Governo deve ficar ao lado do povo, não do Congresso

Hélio Doyle, Blog: Hélio Doyle

"Muita gente achava que uma das consequências das manifestações de rua de junho de 2013 seria uma mudança de peso nas práticas políticas. Naquele momento, e pesquisas mostraram isso, boa parcela da população estava dando um recado claro: vocês, governo e políticos, não nos representam. Estava colocada em xeque a representatividade das instituições políticas e de seus atores.

O que vinha acontecendo no mundo parecia dar respaldo a essa expectativa de renovação. Os indignados na Espanha, o Occupy Wall Street, movimentos de protesto em diversos países sob a bandeira da reação às políticas de austeridade impostas pelo poder econômico e da mudança radical dos métodos de fazer política. Surgiram o Podemos na Espanha, o Syriza na Grécia. Enfim, dizia-se claramente que havia uma crise de representatividade política em vários países.

No Brasil, porém, nada aconteceu. A ação violenta de black blocs afastou muita gente das ruas, as manifestações acabaram ou ficaram restritas a pequenos grupos e assim os políticos puderam ignorar o sentimento de mudança e continuar com seus velhos métodos. As eleições de 2014 se deram nas mesmas circunstâncias das anteriores: forte presença do poder econômico, legal ou ilegalmente; táticas marqueteiras, bem ou mal sucedidas, fundadas na enganação e na ilusão; e discursos vazios e inconsistentes dos candidatos.

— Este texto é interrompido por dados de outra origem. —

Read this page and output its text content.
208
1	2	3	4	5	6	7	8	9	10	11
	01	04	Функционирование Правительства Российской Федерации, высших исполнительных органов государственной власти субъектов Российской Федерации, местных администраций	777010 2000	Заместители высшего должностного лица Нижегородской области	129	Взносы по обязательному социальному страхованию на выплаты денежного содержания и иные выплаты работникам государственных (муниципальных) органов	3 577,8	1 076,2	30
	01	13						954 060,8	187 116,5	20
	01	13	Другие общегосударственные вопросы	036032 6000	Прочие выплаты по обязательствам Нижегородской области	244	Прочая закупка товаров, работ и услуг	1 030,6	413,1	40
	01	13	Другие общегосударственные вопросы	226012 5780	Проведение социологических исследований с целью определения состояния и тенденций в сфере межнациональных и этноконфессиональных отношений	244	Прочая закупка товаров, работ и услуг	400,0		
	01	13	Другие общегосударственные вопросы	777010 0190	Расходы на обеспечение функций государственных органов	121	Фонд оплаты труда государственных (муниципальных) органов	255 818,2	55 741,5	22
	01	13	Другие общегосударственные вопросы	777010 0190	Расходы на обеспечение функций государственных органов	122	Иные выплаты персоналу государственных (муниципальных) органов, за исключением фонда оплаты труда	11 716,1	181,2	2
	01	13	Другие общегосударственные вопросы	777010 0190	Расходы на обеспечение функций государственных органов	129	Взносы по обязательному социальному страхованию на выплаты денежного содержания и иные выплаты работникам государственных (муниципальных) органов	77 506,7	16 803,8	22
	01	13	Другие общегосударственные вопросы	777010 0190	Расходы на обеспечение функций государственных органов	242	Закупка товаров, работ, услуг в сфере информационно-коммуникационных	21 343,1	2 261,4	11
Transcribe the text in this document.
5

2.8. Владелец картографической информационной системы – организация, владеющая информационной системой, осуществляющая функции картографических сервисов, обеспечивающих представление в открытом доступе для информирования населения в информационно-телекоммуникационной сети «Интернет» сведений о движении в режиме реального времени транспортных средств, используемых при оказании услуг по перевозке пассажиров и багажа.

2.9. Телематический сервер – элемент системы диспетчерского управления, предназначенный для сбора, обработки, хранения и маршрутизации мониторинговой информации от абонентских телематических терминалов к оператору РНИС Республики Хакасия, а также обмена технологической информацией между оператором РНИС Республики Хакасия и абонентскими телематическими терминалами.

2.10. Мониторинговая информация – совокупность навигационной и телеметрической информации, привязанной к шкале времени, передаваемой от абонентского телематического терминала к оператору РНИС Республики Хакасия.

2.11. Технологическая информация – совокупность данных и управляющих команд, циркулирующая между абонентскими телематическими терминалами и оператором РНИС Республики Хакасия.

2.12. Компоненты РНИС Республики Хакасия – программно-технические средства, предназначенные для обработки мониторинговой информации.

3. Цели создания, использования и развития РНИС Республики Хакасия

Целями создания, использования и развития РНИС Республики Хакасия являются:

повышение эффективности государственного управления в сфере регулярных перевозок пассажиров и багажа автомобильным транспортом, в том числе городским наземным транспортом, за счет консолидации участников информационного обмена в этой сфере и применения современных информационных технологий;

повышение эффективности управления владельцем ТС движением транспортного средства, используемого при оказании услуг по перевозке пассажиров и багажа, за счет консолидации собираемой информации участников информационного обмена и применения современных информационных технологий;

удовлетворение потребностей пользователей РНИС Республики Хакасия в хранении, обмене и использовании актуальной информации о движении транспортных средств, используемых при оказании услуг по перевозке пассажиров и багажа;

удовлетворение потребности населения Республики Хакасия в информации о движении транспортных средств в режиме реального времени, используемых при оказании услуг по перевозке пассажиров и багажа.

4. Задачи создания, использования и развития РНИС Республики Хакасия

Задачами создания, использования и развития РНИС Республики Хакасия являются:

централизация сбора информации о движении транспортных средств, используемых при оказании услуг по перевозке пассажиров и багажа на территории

A agressividade da campanha no primeiro turno, especialmente quando se via o favoritismo de Marina Silva, e a polarização da campanha quando Dilma e Aécio ficaram frente a frente, continuam até hoje. Juntaram-se diversos fatores para levar a população ao enorme descontentamento que existe hoje: a crise econômica e financeira, escondida durante a campanha; as denúncias de corrupção, envolvendo pessoas ligadas a partidos governistas e ao próprio governo; o conservadorismo de elites descontentes com a perspectiva de mais quatro anos de governo petista. Os líderes oposicionistas, especialmente os tucanos, aproveitaram desse caldo para acirrar o clima político, impedir a superação da crise, inviabilizar o governo e promover sua derrubada, por impeachment ou renúncia da presidente.

Criou-se, assim, a ideia de que se o governo for derrubado tudo estará resolvido – a crise será superada com medidas que não prejudicarão a população e a corrupção acabará. Qualquer um que acompanhe a política brasileira sabe que não acontecerá nem uma coisa nem outra, é puro estelionato. Em um governo com hegemonia do PMDB e dos tucanos, a crise será enfrentada nos moldes neoliberais e conservadores, e a corrupção aumentará em progressão geométrica.

Grande parte da população, porém, insuflada pelo sectarismo dos líderes tucanos, da direita e dos fascistas que saíram do armário, em uma perfeita aliança antidemocrática, está acreditando nisso. O governo e seus aliados, hoje minoritários na sociedade, não estão sabendo confrontar esses adversários. A dificuldade começa na falta de unidade, especialmente por causa da natureza do ajuste fiscal que o governo promove, continua numa sucessão inacreditável (e inadmissível) de erros de estratégia e de ação política e se torna mais grave porque os defensores do mandato de Dilma optaram por combater os adversários com os métodos da velha política – deixando, a eles, a argumentação de que representam aquela renovação pregada nas manifestações de 2013 e que ainda permanece em grande parte da população.

Os que querem derrubar Dilma representam a velha e a velhíssima política, são o que há de pior na política brasileira, mas capitalizam o descontentamento das pessoas que estão saturadas da corrupção e das velhas práticas. Até porque, tendo como aliados também alguns dos piores e mais corruptos quadros políticos do país, o governo insiste justamente nas velhas práticas, como o loteamento de ministérios e cargos, para tentar evitar ser derrubado. Cooptando parlamentares na base do toma lá dá cá pode até impedir que a oposição tenha os votos para o impeachment, mas continuará perdendo a opinião pública. E se o descontentamento se radicalizar mais, os parlamentares mandarão as benesses às favas e derrubarão o governo.

Os estrategistas do governo não estão entendendo o quadro em sua profundidade e concentram seus esforços em salvar o mandato, acreditando na barganha com parlamentares como a solução. Acontece que, no Congresso fortalecido pelo enfraquecimento do Executivo, agrada-se a alguns e desagrada-se a muitos. E os cofres dos parlamentares não têm fundo.
A saída para o governo é trazer o povo para seu lado, não o Congresso."